Noté su mano llegar a mi estómago, bajando su tacto hasta mi vientre. Masajeó la zona reconfortándome. No pude negar que sus manos estaban aliviando el dolor de mi regla al presionar en los lugares oportunos, pero me tensé en el momento en que la yema de sus dedos, se deslizaron lo que podía ser muy para abajo.
—¿Estás manchando mucho? —preguntó como si estuviera acostumbrado a menstruar.
—Diego…, creo que estoy mejor, debería marcharme y… —Aquello me parecía surrealista.
—Espera, no te vayas. Seguramente tengas algo tensionado en la pelvis y la inflamación menstrual ha empeorado esa tensión. Lo mejor es tratarla. —Dijo presionando mi estómago para que no me levantara.
—Vale. No, no estoy manchando mucho. Lo normal. —Asintió.
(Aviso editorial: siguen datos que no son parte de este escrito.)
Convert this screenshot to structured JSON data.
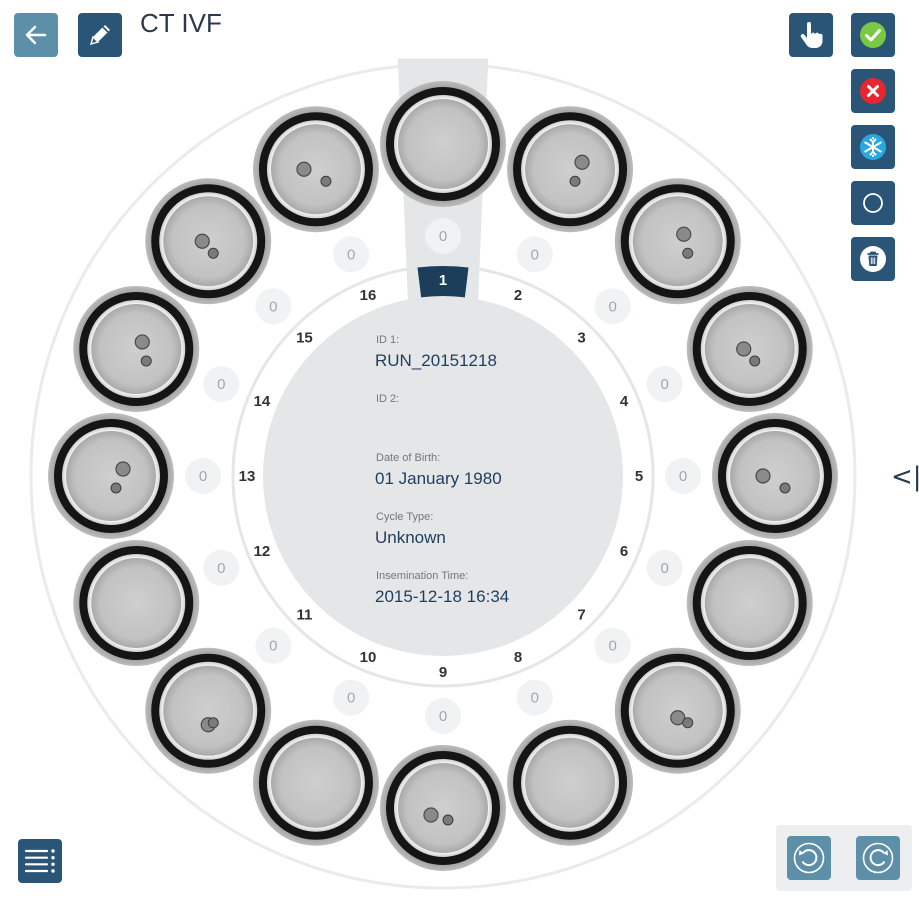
{
  "header": {
    "title": "CT IVF"
  },
  "toolbar": {
    "back_icon": "arrow-left-icon",
    "edit_icon": "pencil-icon",
    "select_icon": "hand-pointer-icon",
    "accept_icon": "check-icon",
    "reject_icon": "cross-icon",
    "freeze_icon": "snowflake-icon",
    "unmark_icon": "circle-icon",
    "delete_icon": "trash-icon",
    "menu_icon": "list-menu-icon",
    "rotate_ccw_icon": "rotate-ccw-icon",
    "rotate_cw_icon": "rotate-cw-icon"
  },
  "colors": {
    "button": "#2b5577",
    "back_button": "#5d8fa9",
    "accept": "#7ac943",
    "reject": "#e8262f",
    "freeze": "#2aa7e0",
    "selected_sector": "#1d3e5b"
  },
  "dish": {
    "selected_well": 1,
    "wells": [
      {
        "number": "1",
        "score": "0"
      },
      {
        "number": "2",
        "score": "0"
      },
      {
        "number": "3",
        "score": "0"
      },
      {
        "number": "4",
        "score": "0"
      },
      {
        "number": "5",
        "score": "0"
      },
      {
        "number": "6",
        "score": "0"
      },
      {
        "number": "7",
        "score": "0"
      },
      {
        "number": "8",
        "score": "0"
      },
      {
        "number": "9",
        "score": "0"
      },
      {
        "number": "10",
        "score": "0"
      },
      {
        "number": "11",
        "score": "0"
      },
      {
        "number": "12",
        "score": "0"
      },
      {
        "number": "13",
        "score": "0"
      },
      {
        "number": "14",
        "score": "0"
      },
      {
        "number": "15",
        "score": "0"
      },
      {
        "number": "16",
        "score": "0"
      }
    ]
  },
  "patient": {
    "id1_label": "ID 1:",
    "id1_value": "RUN_20151218",
    "id2_label": "ID 2:",
    "id2_value": "",
    "dob_label": "Date of Birth:",
    "dob_value": "01 January 1980",
    "cycle_label": "Cycle Type:",
    "cycle_value": "Unknown",
    "insem_label": "Insemination Time:",
    "insem_value": "2015-12-18 16:34"
  },
  "side_panel": {
    "collapse_label": "<|"
  }
}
Volví a destensar mis músculos cuando noté que no me tocaba, pero la curiosidad me llevó a ver qué hacía. Echaba en sus manos una generosa cantidad de aceite que no tenía ningún olor particular y las refregaba una con otra. Se colocó a los pies de la cama donde reposaban mis talones tardando unos segundos en reaccionar, hasta que se volvió a colocar a mi lado.
—¡Diego! —exclamé.
—Joder, Mika. Que ya sé lo que hay —protestó él al ver que todo me parecía excesivo—. Además, ahora no soy el Diego que tú conoces. —Hice lo que me pidió mientras escupía sus últimas palabras.
—¿Y qué Diego eres ahora?
—El profesional. Trabajo con cuerpos, muchos y variados.
—¿Y qué diferencia hay? —seguí indagando notando como sus manos iban presionando aquí y allá por mi pelvis y caderas.
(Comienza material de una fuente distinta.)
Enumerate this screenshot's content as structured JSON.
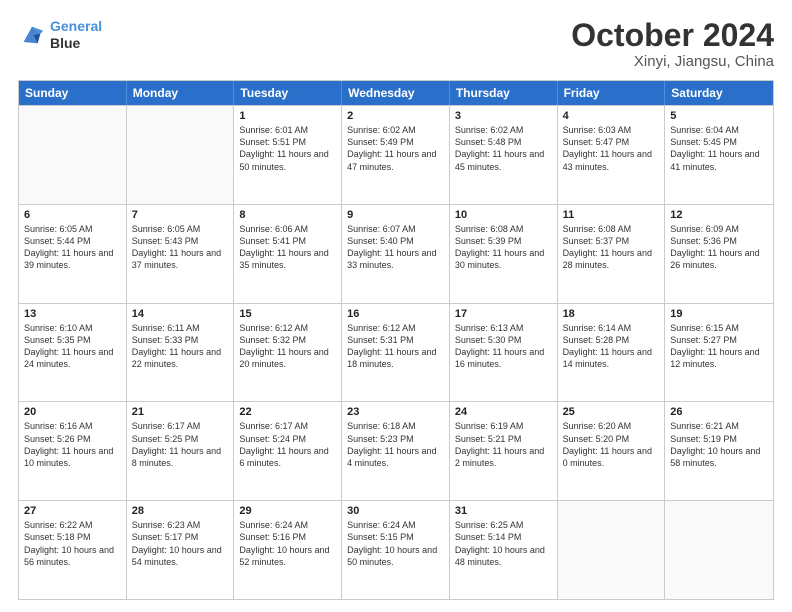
{
  "logo": {
    "line1": "General",
    "line2": "Blue"
  },
  "title": {
    "month": "October 2024",
    "location": "Xinyi, Jiangsu, China"
  },
  "header_days": [
    "Sunday",
    "Monday",
    "Tuesday",
    "Wednesday",
    "Thursday",
    "Friday",
    "Saturday"
  ],
  "weeks": [
    [
      {
        "day": "",
        "sunrise": "",
        "sunset": "",
        "daylight": ""
      },
      {
        "day": "",
        "sunrise": "",
        "sunset": "",
        "daylight": ""
      },
      {
        "day": "1",
        "sunrise": "Sunrise: 6:01 AM",
        "sunset": "Sunset: 5:51 PM",
        "daylight": "Daylight: 11 hours and 50 minutes."
      },
      {
        "day": "2",
        "sunrise": "Sunrise: 6:02 AM",
        "sunset": "Sunset: 5:49 PM",
        "daylight": "Daylight: 11 hours and 47 minutes."
      },
      {
        "day": "3",
        "sunrise": "Sunrise: 6:02 AM",
        "sunset": "Sunset: 5:48 PM",
        "daylight": "Daylight: 11 hours and 45 minutes."
      },
      {
        "day": "4",
        "sunrise": "Sunrise: 6:03 AM",
        "sunset": "Sunset: 5:47 PM",
        "daylight": "Daylight: 11 hours and 43 minutes."
      },
      {
        "day": "5",
        "sunrise": "Sunrise: 6:04 AM",
        "sunset": "Sunset: 5:45 PM",
        "daylight": "Daylight: 11 hours and 41 minutes."
      }
    ],
    [
      {
        "day": "6",
        "sunrise": "Sunrise: 6:05 AM",
        "sunset": "Sunset: 5:44 PM",
        "daylight": "Daylight: 11 hours and 39 minutes."
      },
      {
        "day": "7",
        "sunrise": "Sunrise: 6:05 AM",
        "sunset": "Sunset: 5:43 PM",
        "daylight": "Daylight: 11 hours and 37 minutes."
      },
      {
        "day": "8",
        "sunrise": "Sunrise: 6:06 AM",
        "sunset": "Sunset: 5:41 PM",
        "daylight": "Daylight: 11 hours and 35 minutes."
      },
      {
        "day": "9",
        "sunrise": "Sunrise: 6:07 AM",
        "sunset": "Sunset: 5:40 PM",
        "daylight": "Daylight: 11 hours and 33 minutes."
      },
      {
        "day": "10",
        "sunrise": "Sunrise: 6:08 AM",
        "sunset": "Sunset: 5:39 PM",
        "daylight": "Daylight: 11 hours and 30 minutes."
      },
      {
        "day": "11",
        "sunrise": "Sunrise: 6:08 AM",
        "sunset": "Sunset: 5:37 PM",
        "daylight": "Daylight: 11 hours and 28 minutes."
      },
      {
        "day": "12",
        "sunrise": "Sunrise: 6:09 AM",
        "sunset": "Sunset: 5:36 PM",
        "daylight": "Daylight: 11 hours and 26 minutes."
      }
    ],
    [
      {
        "day": "13",
        "sunrise": "Sunrise: 6:10 AM",
        "sunset": "Sunset: 5:35 PM",
        "daylight": "Daylight: 11 hours and 24 minutes."
      },
      {
        "day": "14",
        "sunrise": "Sunrise: 6:11 AM",
        "sunset": "Sunset: 5:33 PM",
        "daylight": "Daylight: 11 hours and 22 minutes."
      },
      {
        "day": "15",
        "sunrise": "Sunrise: 6:12 AM",
        "sunset": "Sunset: 5:32 PM",
        "daylight": "Daylight: 11 hours and 20 minutes."
      },
      {
        "day": "16",
        "sunrise": "Sunrise: 6:12 AM",
        "sunset": "Sunset: 5:31 PM",
        "daylight": "Daylight: 11 hours and 18 minutes."
      },
      {
        "day": "17",
        "sunrise": "Sunrise: 6:13 AM",
        "sunset": "Sunset: 5:30 PM",
        "daylight": "Daylight: 11 hours and 16 minutes."
      },
      {
        "day": "18",
        "sunrise": "Sunrise: 6:14 AM",
        "sunset": "Sunset: 5:28 PM",
        "daylight": "Daylight: 11 hours and 14 minutes."
      },
      {
        "day": "19",
        "sunrise": "Sunrise: 6:15 AM",
        "sunset": "Sunset: 5:27 PM",
        "daylight": "Daylight: 11 hours and 12 minutes."
      }
    ],
    [
      {
        "day": "20",
        "sunrise": "Sunrise: 6:16 AM",
        "sunset": "Sunset: 5:26 PM",
        "daylight": "Daylight: 11 hours and 10 minutes."
      },
      {
        "day": "21",
        "sunrise": "Sunrise: 6:17 AM",
        "sunset": "Sunset: 5:25 PM",
        "daylight": "Daylight: 11 hours and 8 minutes."
      },
      {
        "day": "22",
        "sunrise": "Sunrise: 6:17 AM",
        "sunset": "Sunset: 5:24 PM",
        "daylight": "Daylight: 11 hours and 6 minutes."
      },
      {
        "day": "23",
        "sunrise": "Sunrise: 6:18 AM",
        "sunset": "Sunset: 5:23 PM",
        "daylight": "Daylight: 11 hours and 4 minutes."
      },
      {
        "day": "24",
        "sunrise": "Sunrise: 6:19 AM",
        "sunset": "Sunset: 5:21 PM",
        "daylight": "Daylight: 11 hours and 2 minutes."
      },
      {
        "day": "25",
        "sunrise": "Sunrise: 6:20 AM",
        "sunset": "Sunset: 5:20 PM",
        "daylight": "Daylight: 11 hours and 0 minutes."
      },
      {
        "day": "26",
        "sunrise": "Sunrise: 6:21 AM",
        "sunset": "Sunset: 5:19 PM",
        "daylight": "Daylight: 10 hours and 58 minutes."
      }
    ],
    [
      {
        "day": "27",
        "sunrise": "Sunrise: 6:22 AM",
        "sunset": "Sunset: 5:18 PM",
        "daylight": "Daylight: 10 hours and 56 minutes."
      },
      {
        "day": "28",
        "sunrise": "Sunrise: 6:23 AM",
        "sunset": "Sunset: 5:17 PM",
        "daylight": "Daylight: 10 hours and 54 minutes."
      },
      {
        "day": "29",
        "sunrise": "Sunrise: 6:24 AM",
        "sunset": "Sunset: 5:16 PM",
        "daylight": "Daylight: 10 hours and 52 minutes."
      },
      {
        "day": "30",
        "sunrise": "Sunrise: 6:24 AM",
        "sunset": "Sunset: 5:15 PM",
        "daylight": "Daylight: 10 hours and 50 minutes."
      },
      {
        "day": "31",
        "sunrise": "Sunrise: 6:25 AM",
        "sunset": "Sunset: 5:14 PM",
        "daylight": "Daylight: 10 hours and 48 minutes."
      },
      {
        "day": "",
        "sunrise": "",
        "sunset": "",
        "daylight": ""
      },
      {
        "day": "",
        "sunrise": "",
        "sunset": "",
        "daylight": ""
      }
    ]
  ]
}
No me contestó y comenzó su masaje, al principio casi con rabia, hasta que los dos nos relajamos. Sus dedos paseaban por mi vientre cada vez más cerca de la zona de mis genitales y solo con eso empecé a notar como mi cuerpo se preparaba para más. Creo que la señal que lo hizo atreverse fue el leve gemido que se escapó de mi boca en uno de aquellos acercamientos a la zona delicada. Una de sus manos, ya envalentonada, se paseó tímida por mis labios para retirarse inmediatamente, pero aquello provocó otro gemido por mi parte, mucho más intenso, más sentido. Volvió a repetirlo de nuevo, solo que esa vez dejó que uno de sus dedos se internara entre los pliegues llegando a rozar ese botón que solo hizo que jadeara e incluso arqueara mi espalda. Fue a la tercera vez cuando mis ganas lo buscaron, mi cuerpo el que con un movimiento de cadera propició que el roce de sus dedos fuera más intenso, y mi mano, junto con un descaro increíble, la que frenó la salida de la suya de aquella zona donde debía quedarse. Así lo hizo. No tuve que rogar mucho para que sus dedos hábiles, muy hábiles, masajearan mi clítoris provocando que mi cuerpo se retorciera cada vez más. Mis ojos permanecían cerrados evitando lo que sabía sería vergüenza al verlo, además de porque el propio placer que me estaba provocando me impedían abrirlos, y fue la forma sensual y sexual de sus roces constante que me llevaban al clímax. Hasta él soltó alguna respiración que sonó a gemido y que solo consiguió que mi orgasmo, ese que quitó mi dolor, se acercara con más fuerza, se hiciera más sentido y mucho más placentero.
El detalle de dejarme a solas, de permitirme hacer uso de su baño y de que su madre estuviera a su lado cuando me marché, facilitaron todo lo que la vergüenza podía provocar.